Other way around. Aggregation is usually faster than a join.

  • Disagree, though in practice it depends on the query, cardinality of the various columns across table, indices, and RDBMS implementation (so, everything).

    A simple equijoin with high cardinality and indexed columns will usually be extremely fast. The same join in a 1:M might be fast, or it might result in a massive fanout. In the case of the latter, if your RDBMS uses a clustering index, and if you’ve designed your schemata to exploit this fact (e.g. a table called UserPurchase that has a PK of (user_id, purchase_id)) can still be quite fast.

    Aggregations often imply large amounts of data being retrieved, though this is not necessarily true.

    • That level of database optimization is rare in practice. As soon as a non-database person gets decision making authority there goes your data model and disk layout.

      And many important datasets never make it into any kind of database like that. Very few people provide "index columns" in their CSV files. Or they use long variable length strings as their primary key.

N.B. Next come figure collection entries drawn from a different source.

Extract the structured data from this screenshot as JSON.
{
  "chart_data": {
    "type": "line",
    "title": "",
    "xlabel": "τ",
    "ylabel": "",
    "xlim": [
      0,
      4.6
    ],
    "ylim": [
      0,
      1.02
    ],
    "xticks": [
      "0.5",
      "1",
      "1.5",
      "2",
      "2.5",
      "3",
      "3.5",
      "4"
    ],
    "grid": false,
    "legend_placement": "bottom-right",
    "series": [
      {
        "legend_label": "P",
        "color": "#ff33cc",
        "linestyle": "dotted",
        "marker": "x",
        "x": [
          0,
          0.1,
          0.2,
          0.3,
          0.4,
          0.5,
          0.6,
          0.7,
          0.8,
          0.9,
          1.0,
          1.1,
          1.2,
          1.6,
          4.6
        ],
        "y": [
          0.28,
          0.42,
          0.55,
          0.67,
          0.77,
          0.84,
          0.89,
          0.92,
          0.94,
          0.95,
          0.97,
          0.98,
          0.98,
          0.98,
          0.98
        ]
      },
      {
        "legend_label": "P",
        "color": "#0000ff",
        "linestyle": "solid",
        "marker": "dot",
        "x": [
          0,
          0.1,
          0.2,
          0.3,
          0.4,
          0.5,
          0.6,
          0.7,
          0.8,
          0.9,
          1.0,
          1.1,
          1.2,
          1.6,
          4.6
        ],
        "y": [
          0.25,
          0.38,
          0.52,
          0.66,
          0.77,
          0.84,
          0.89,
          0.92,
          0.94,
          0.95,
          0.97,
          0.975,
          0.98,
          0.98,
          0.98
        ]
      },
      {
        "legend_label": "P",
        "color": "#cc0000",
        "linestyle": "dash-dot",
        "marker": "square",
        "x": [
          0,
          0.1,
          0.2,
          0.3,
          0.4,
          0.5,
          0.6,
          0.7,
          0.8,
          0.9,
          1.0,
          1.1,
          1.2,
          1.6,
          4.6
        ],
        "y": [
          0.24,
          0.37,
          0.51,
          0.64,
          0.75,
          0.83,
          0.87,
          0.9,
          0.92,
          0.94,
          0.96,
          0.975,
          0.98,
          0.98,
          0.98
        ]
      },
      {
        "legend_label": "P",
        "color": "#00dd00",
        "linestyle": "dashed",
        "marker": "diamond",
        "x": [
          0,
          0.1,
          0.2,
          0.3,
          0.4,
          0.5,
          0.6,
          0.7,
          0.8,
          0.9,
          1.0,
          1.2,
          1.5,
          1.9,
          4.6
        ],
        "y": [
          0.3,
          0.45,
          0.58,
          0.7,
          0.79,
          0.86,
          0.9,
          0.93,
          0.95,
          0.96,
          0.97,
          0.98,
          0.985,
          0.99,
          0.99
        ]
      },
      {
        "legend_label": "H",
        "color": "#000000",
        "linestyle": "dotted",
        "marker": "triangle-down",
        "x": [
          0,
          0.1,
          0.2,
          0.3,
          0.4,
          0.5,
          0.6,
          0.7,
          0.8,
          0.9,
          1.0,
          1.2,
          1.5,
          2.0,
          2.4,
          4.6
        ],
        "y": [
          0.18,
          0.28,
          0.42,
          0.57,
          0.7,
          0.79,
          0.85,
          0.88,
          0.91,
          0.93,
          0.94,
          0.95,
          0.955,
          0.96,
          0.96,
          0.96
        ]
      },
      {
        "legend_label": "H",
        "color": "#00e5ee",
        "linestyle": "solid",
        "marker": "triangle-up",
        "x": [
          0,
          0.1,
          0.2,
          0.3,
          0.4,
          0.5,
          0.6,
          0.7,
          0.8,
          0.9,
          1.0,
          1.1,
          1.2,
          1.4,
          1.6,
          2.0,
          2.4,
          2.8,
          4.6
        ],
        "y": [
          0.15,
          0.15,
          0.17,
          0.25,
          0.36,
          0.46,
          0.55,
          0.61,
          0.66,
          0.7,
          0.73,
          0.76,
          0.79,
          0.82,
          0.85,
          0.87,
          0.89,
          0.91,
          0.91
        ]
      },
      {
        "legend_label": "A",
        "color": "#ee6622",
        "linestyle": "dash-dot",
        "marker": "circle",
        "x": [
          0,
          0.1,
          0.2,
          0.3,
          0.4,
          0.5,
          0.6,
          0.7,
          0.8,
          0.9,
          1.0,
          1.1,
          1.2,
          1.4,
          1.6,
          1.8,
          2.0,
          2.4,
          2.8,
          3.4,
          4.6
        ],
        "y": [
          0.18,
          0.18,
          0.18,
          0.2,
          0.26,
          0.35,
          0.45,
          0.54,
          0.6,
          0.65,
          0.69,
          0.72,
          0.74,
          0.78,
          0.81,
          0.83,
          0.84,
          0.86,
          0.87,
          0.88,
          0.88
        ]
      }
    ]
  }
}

      OP pertains to that kind of data. Some stuff in text files.

      1 reply →

    • unconvinced. any join needs some kind of seek on the secondary relation index, or a bunch of state if ur stream joining to build temporary index sizes O(n) until end of batch. on the other hand summing N numbers needs O(1) memory and if your data is column shaped it’s like one CPU instruction to process 8 rows. in “big data” context usually there’s no traditional b-tree index to join either. For jobs that process every row in the input set Mr Join is horrible for perf to the point people end up with a dedicated join job/materialized view so downstream jobs don’t have to re do the work

    • An aggregation is less work than a join. You are segmenting the data in basically the same way in ideal conditions for a join as you are in an aggregation. Think of an aggregation as an inner join against a table of buckets (plus updating a single value instead of keeping a number of copies around). In practice this holds with aggregation being a linear amount faster than a join over the same data. That delta is the extra work the join needs to do to keep around a list of rows rather than a single value being updated (and in cache) repeatedly. Depending on the data this delta might be quite small. But without a very obtuse aggregation function (maybe ketosis perhaps), the aggregation will be faster. Its updating a single value vs appending to a list with the extra memory overhead this introduces.